Joy Olson is an expert on human rights and U.S. policy toward Latin America, who was Executive Director of The Washington Office on Latin America (WOLA) between 2003 and 2016.
==Education==
Olson received her bachelor's degree in history from Trinity College and earned a master's in Latin American studies from the National Autonomous University of Mexico, following two years' work in community development in Honduras.

==Work history==
Prior to joining WOLA, Ms. Olson directed the Latin America Working Group (LAWG), a coalition of sixty non-governmental organizations working to promote peaceful and just U.S. foreign policy toward Latin America. Her many accomplishments include leading NGO efforts to increase U.S. funding for Central American peace accords implementation and a successful advocacy effort to lift the ban on food and medicine sales to Cuba. In the 1980s she worked on immigration and refugees issues and developed legislation to suspend the deportation of Salvadoran refugees from the United States.

==Current work ==
Under Olson's direction, the WOLA is described as pioneering new approaches to human rights advocacy, focusing on the underlying causes of injustice, inequality, and violence. The Washington Post has recognized WOLA as one of the best-managed non-profits in the Washington area.

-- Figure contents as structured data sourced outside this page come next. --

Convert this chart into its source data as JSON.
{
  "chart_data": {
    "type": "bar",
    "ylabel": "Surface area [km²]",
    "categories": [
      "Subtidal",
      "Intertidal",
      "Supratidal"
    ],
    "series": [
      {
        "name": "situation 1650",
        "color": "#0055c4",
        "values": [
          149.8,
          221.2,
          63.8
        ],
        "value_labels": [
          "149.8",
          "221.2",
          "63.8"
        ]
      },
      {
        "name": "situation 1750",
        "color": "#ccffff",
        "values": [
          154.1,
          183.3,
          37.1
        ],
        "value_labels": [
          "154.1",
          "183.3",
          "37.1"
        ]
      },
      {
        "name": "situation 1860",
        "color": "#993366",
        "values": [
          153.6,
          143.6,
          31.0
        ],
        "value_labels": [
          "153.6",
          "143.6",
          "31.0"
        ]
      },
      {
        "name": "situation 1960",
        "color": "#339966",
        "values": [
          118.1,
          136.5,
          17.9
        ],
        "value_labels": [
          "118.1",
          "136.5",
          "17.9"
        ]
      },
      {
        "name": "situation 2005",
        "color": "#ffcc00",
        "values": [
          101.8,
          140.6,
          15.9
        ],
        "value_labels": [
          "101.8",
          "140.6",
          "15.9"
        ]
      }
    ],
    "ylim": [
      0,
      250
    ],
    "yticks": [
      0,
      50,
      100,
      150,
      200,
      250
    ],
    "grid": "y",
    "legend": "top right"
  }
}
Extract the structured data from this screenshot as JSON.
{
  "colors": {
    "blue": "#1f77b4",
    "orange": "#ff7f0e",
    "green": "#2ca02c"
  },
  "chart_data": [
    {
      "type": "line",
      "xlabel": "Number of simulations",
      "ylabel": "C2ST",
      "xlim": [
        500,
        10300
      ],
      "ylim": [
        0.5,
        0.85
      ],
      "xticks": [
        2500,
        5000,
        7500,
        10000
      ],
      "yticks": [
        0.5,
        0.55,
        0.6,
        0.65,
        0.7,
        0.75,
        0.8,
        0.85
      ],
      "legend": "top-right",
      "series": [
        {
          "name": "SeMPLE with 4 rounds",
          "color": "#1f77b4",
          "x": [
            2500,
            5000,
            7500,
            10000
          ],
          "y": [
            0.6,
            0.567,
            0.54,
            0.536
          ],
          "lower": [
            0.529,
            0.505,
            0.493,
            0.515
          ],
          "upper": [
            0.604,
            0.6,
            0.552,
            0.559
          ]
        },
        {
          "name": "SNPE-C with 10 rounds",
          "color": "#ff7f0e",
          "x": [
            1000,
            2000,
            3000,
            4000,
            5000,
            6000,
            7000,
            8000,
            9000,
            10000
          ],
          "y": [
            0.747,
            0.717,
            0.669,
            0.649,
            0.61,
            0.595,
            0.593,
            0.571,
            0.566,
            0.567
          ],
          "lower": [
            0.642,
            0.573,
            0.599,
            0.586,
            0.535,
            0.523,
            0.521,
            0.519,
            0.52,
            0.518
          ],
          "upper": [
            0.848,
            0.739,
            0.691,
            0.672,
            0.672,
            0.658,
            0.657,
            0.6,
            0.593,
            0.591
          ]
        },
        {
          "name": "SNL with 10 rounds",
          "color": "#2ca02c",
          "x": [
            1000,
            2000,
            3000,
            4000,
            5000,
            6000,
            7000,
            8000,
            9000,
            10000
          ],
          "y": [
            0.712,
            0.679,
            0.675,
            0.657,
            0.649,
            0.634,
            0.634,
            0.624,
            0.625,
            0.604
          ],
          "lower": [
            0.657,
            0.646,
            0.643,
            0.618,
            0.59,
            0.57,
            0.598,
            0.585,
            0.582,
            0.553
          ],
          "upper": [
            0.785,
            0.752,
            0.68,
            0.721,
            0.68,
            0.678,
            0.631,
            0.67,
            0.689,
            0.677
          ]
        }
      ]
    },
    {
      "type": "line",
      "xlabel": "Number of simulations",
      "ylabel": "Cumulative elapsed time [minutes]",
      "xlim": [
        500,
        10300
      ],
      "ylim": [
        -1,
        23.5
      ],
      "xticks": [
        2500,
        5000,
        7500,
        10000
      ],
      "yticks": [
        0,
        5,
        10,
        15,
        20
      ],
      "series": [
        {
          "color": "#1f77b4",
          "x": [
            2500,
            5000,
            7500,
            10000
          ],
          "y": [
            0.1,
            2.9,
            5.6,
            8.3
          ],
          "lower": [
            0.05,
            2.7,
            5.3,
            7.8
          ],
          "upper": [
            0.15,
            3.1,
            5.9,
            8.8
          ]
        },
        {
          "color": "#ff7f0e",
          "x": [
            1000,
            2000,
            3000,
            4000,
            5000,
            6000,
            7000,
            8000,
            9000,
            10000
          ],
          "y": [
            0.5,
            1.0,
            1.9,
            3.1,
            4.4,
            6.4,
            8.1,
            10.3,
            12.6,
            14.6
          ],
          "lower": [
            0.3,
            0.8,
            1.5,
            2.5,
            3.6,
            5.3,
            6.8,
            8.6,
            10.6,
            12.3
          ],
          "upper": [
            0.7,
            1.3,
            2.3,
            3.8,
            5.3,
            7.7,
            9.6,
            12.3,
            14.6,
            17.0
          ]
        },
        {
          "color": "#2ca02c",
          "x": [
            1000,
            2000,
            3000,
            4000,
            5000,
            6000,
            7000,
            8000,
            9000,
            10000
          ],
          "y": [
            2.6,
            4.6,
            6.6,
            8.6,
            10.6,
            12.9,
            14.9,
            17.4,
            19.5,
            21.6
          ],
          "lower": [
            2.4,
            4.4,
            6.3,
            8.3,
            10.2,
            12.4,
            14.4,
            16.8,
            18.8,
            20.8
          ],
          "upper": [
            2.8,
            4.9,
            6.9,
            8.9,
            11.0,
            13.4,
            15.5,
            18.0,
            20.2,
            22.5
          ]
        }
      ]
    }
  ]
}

Olson's special expertise is in the area of military and security policy. She has been a long-time advocate for greater transparency of military programs in Latin America. She co-founded the Just the Facts project, which makes information about U.S. military policy in Latin America publicly accessible. For more than a decade, she has co-authored an annual study on trends in U.S. security assistance, including the recent report Waiting for Change. Olson has testified before Congress on Latin America policy issues ranging from human rights in Mexico to drug policy to the problems of poverty and inequality in the region. She is a frequent commentator in the media, including CNN, CNN Español, the BBC, the Lehrer News Hour, National Public Radio, and an array of national and international news outlets.